Lilith

Statut de cette fiche : Traduction biblique discutée et folklore. Les traditions postérieures sont distinguées de l’enseignement catholique.

Origine et signification

Un terme rare d’Isaïe 34, souvent traduit par animal nocturne, a été rapproché de Lilith. La figure personnelle et développée de Lilith appartient surtout à des traditions juives et folkloriques postérieures.

Ce qu’il faut distinguer

L’Église catholique ne reconnaît pas Lilith comme la première femme d’Adam ni comme une démone dont l’histoire serait révélée par la Genèse.

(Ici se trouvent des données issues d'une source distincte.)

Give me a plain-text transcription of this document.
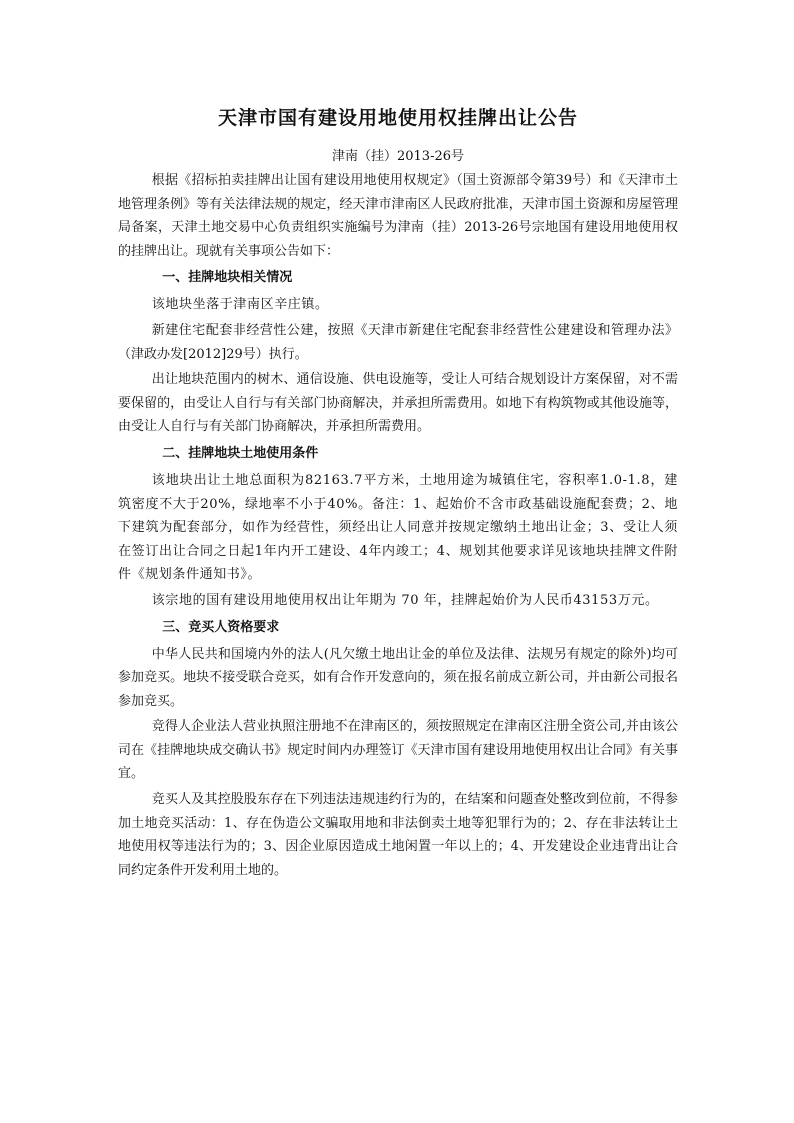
天津市国有建设用地使用权挂牌出让公告

津南（挂）2013-26号

根据《招标拍卖挂牌出让国有建设用地使用权规定》（国土资源部令第39号）和《天津市土地管理条例》等有关法律法规的规定，经天津市津南区人民政府批准，天津市国土资源和房屋管理局备案，天津土地交易中心负责组织实施编号为津南（挂）2013-26号宗地国有建设用地使用权的挂牌出让。现就有关事项公告如下：

一、挂牌地块相关情况

该地块坐落于津南区辛庄镇。

新建住宅配套非经营性公建，按照《天津市新建住宅配套非经营性公建建设和管理办法》（津政办发[2012]29号）执行。

出让地块范围内的树木、通信设施、供电设施等，受让人可结合规划设计方案保留，对不需要保留的，由受让人自行与有关部门协商解决，并承担所需费用。如地下有构筑物或其他设施等，由受让人自行与有关部门协商解决，并承担所需费用。

二、挂牌地块土地使用条件

该地块出让土地总面积为82163.7平方米，土地用途为城镇住宅，容积率1.0-1.8，建筑密度不大于20%，绿地率不小于40%。备注：1、起始价不含市政基础设施配套费；2、地下建筑为配套部分，如作为经营性，须经出让人同意并按规定缴纳土地出让金；3、受让人须在签订出让合同之日起1年内开工建设、4年内竣工；4、规划其他要求详见该地块挂牌文件附件《规划条件通知书》。

该宗地的国有建设用地使用权出让年期为 70 年，挂牌起始价为人民币43153万元。

三、竞买人资格要求

中华人民共和国境内外的法人(凡欠缴土地出让金的单位及法律、法规另有规定的除外)均可参加竞买。地块不接受联合竞买，如有合作开发意向的，须在报名前成立新公司，并由新公司报名参加竞买。

竞得人企业法人营业执照注册地不在津南区的，须按照规定在津南区注册全资公司,并由该公司在《挂牌地块成交确认书》规定时间内办理签订《天津市国有建设用地使用权出让合同》有关事宜。

竞买人及其控股股东存在下列违法违规违约行为的，在结案和问题查处整改到位前，不得参加土地竞买活动：1、存在伪造公文骗取用地和非法倒卖土地等犯罪行为的；2、存在非法转让土地使用权等违法行为的；3、因企业原因造成土地闲置一年以上的；4、开发建设企业违背出让合同约定条件开发利用土地的。
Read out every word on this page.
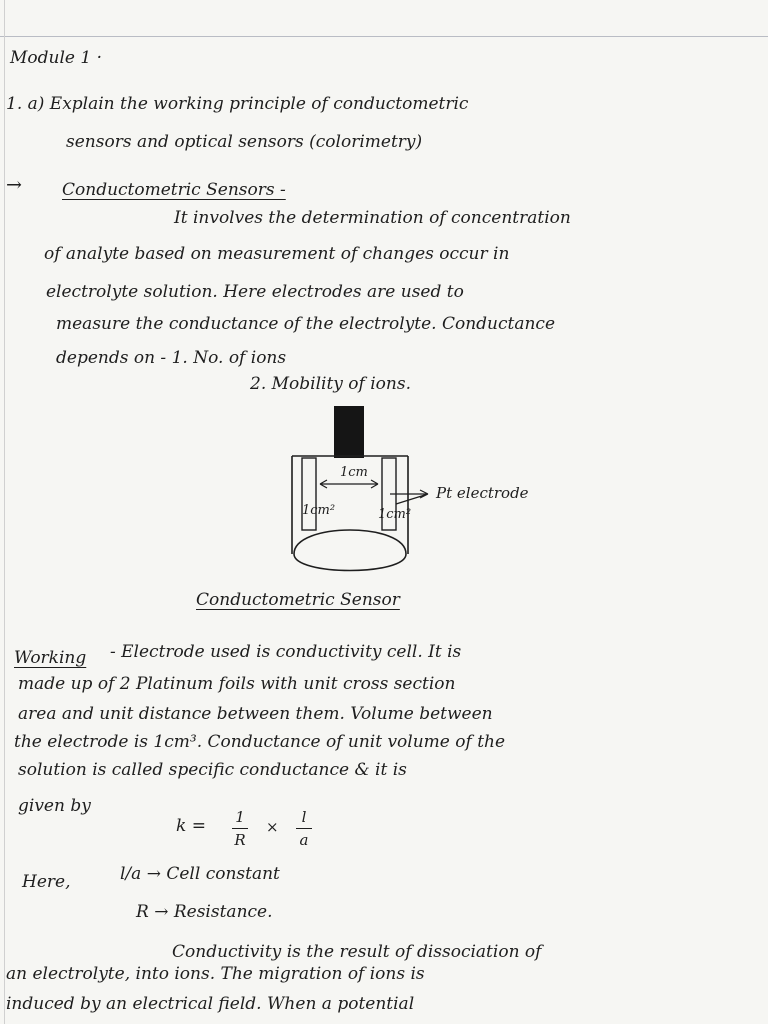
Module 1 ·
1. a) Explain the working principle of conductometric
sensors and optical sensors (colorimetry)
→ Conductometric Sensors -
It involves the determination of concentration
of analyte based on measurement of changes occur in
electrolyte solution. Here electrodes are used to
measure the conductance of the electrolyte. Conductance
depends on - 1. No. of ions
2. Mobility of ions.
1cm
1cm²	1cm²
Pt electrode
Conductometric Sensor
Working - Electrode used is conductivity cell. It is
made up of 2 Platinum foils with unit cross section
area and unit distance between them. Volume between
the electrode is 1cm³. Conductance of unit volume of the
solution is called specific conductance & it is
given by
k = 1
R
×
l
a
Here,	l/a → Cell constant
R → Resistance.
Conductivity is the result of dissociation of
an electrolyte, into ions. The migration of ions is
induced by an electrical field. When a potential
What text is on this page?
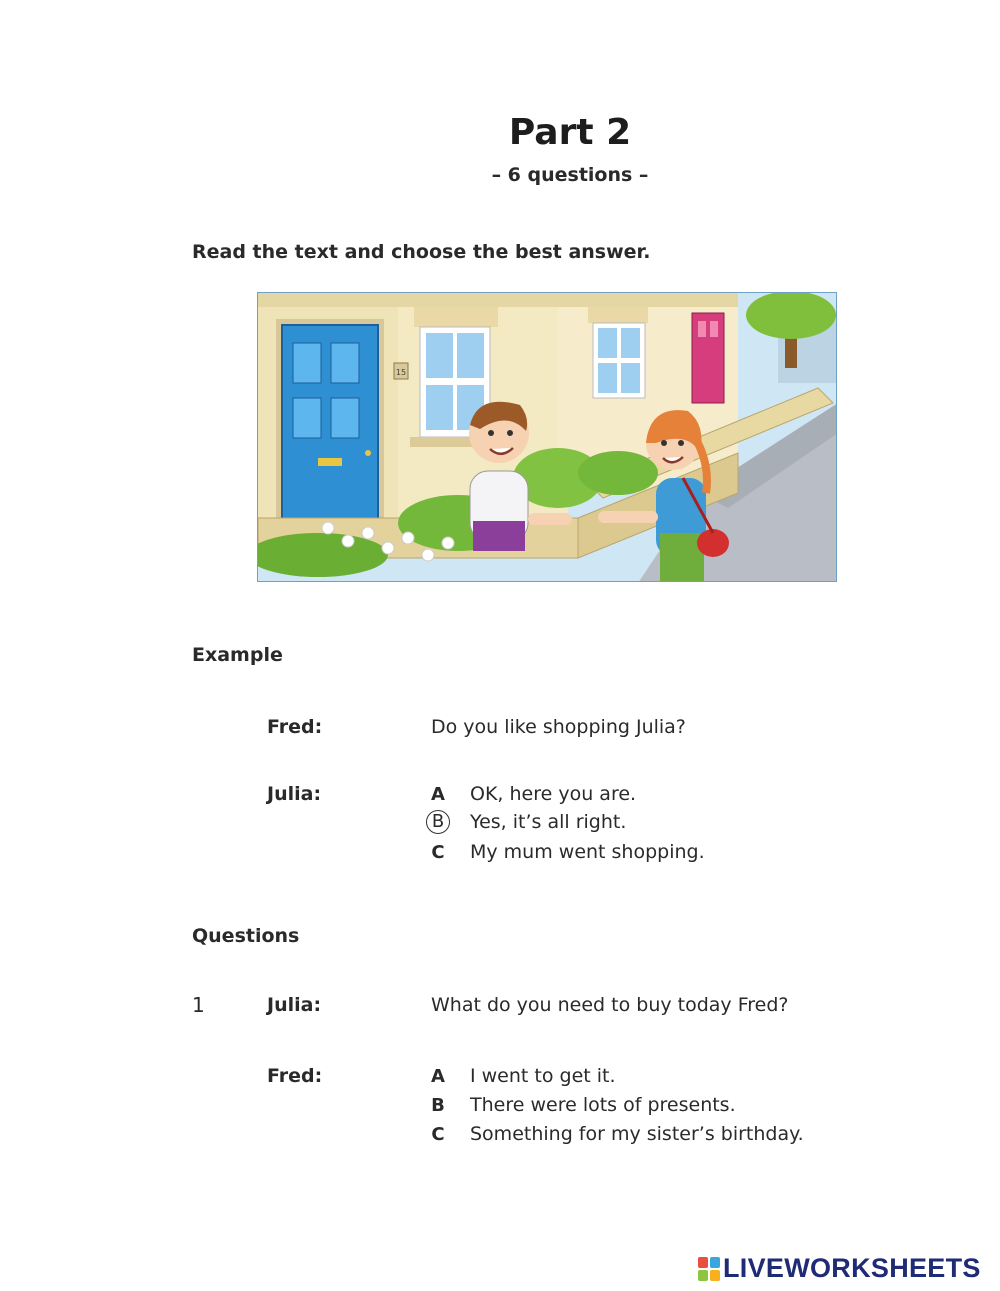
Part 2
– 6 questions –
Read the text and choose the best answer.
15
Example
Fred:	Do you like shopping Julia?
Julia:	A OK, here you are.
B	Yes, it’s all right.
C My mum went shopping.
Questions
1	Julia:	What do you need to buy today Fred?
Fred:	A I went to get it.
B There were lots of presents.
C Something for my sister’s birthday.
LIVEWORKSHEETS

Repères historiques et textuels

Une créature nocturne devenue personnage

Dans Isaïe 34, le terme hébreu lilit apparaît dans un tableau de ruines peuplées d’animaux du désert. Les traductions hésitent entre un nom propre et une créature nocturne. Les traditions mésopotamiennes, rabbiniques et médiévales ont ensuite développé des figures féminines nommées Lilith, mais elles ne forment pas un récit unique et continu.

La Lilith très populaire aujourd’hui doit beaucoup à des textes postbibliques, à l’Alphabet de Ben Sira, à l’occultisme et à la littérature moderne. La distinguer du bref mot d’Isaïe permet de respecter les époques et d’éviter les fausses citations bibliques.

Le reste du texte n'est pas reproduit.